L'exercice s'appelle " L'entreprise, je veux savoir ". Avec cette brochure de 40 pages dont la 12e édition vient de sortir, l'Union wallonne des entreprises (UWE) dispose d'un outil qui permet de mieux comprendre les réalités de l'économie wallonne et de ses entreprises. L'UWE y répond à 12 questions pour livrer un état des lieux précis du secteur privé.

Ainsi, à fin 2017 (derniers chiffres compilés), il y avait 78.521 entreprises privées ayant leur siège social en Wallonie. Soit 29,5 % de toutes les sociétés belges. Elles fournissent 706.793 postes de travail, soit 67 % de l'emploi salarié wallon. C'est moins qu'en Flandre où la proportion monte à 78 %. Ce tissu économique est constitué à 99,6 % de PME. En fait, la Wallonie ne compte que 350 entreprises de plus de 200 salariés.

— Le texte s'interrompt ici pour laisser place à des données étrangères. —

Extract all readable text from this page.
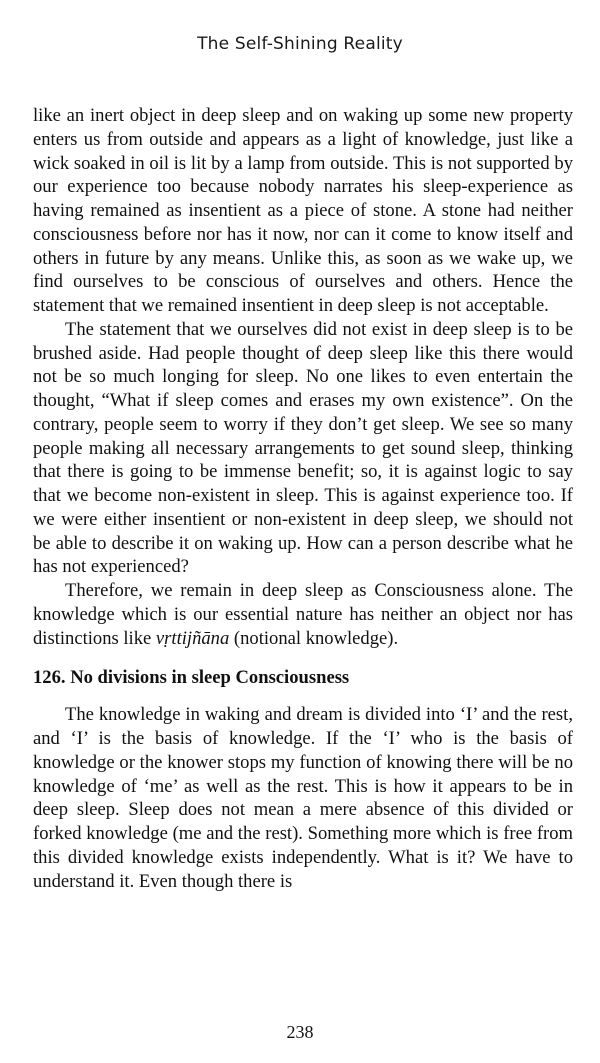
The Self-Shining Reality

like an inert object in deep sleep and on waking up some new property enters us from outside and appears as a light of knowledge, just like a wick soaked in oil is lit by a lamp from outside. This is not supported by our experience too because nobody narrates his sleep-experience as having remained as insentient as a piece of stone. A stone had neither consciousness before nor has it now, nor can it come to know itself and others in future by any means. Unlike this, as soon as we wake up, we find ourselves to be conscious of ourselves and others. Hence the statement that we remained insentient in deep sleep is not acceptable.

The statement that we ourselves did not exist in deep sleep is to be brushed aside. Had people thought of deep sleep like this there would not be so much longing for sleep. No one likes to even entertain the thought, “What if sleep comes and erases my own existence”. On the contrary, people seem to worry if they don’t get sleep. We see so many people making all necessary arrangements to get sound sleep, thinking that there is going to be immense benefit; so, it is against logic to say that we become non-existent in sleep. This is against experience too. If we were either insentient or non-existent in deep sleep, we should not be able to describe it on waking up. How can a person describe what he has not experienced?

Therefore, we remain in deep sleep as Consciousness alone. The knowledge which is our essential nature has neither an object nor has distinctions like vṛttijñāna (notional knowledge).

126. No divisions in sleep Consciousness

The knowledge in waking and dream is divided into ‘I’ and the rest, and ‘I’ is the basis of knowledge. If the ‘I’ who is the basis of knowledge or the knower stops my function of knowing there will be no knowledge of ‘me’ as well as the rest. This is how it appears to be in deep sleep. Sleep does not mean a mere absence of this divided or forked knowledge (me and the rest). Something more which is free from this divided knowledge exists independently. What is it? We have to understand it. Even though there is

238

C'est peu mais, à elles seules, elles comptent pour 20 % des postes cités plus haut. La plus grande s'appelle évidemment GSK (8.902 emplois). Elle trône en tête du classement loin devant Louis Delhaize (Cora, Match : 4.808), Renmans (2.413) et Laurenty (2.442).

Les entreprises se concentrent dans les provinces du Hainaut et de Liège (un tiers chacune) mais c'est dans le Brabant wallon que le taux de concentration est le plus élevé (26 entreprises pour 1.000 habitants). Le taux de création net (entre 2008 et 2017) s'est élevé à 2,7 %. Un chiffre plus faible qu'en Flandre (3,4 %) en raison d'un taux de disparition plus élevé. En effet, le taux de survie d'une entreprise wallonne après sept ans n'est que de 76 % pour 81 % en Flandre. Mais en termes de création d'emplois, la Wallonie fait mieux puisqu'entre 2003 et 2017, 131.000 emplois nets y ont été créés par les entreprises, soit un taux de croissance annuel moyen de 1,5 % (1,3 en Flandre). Enfin, 67 % de la valeur ajoutée marchande est assurée par les services (commerce, horeca, services aux entreprises, services financiers, etc.) pour 20 % à l'industrie, 7 à la construction et 4 à l'énergie.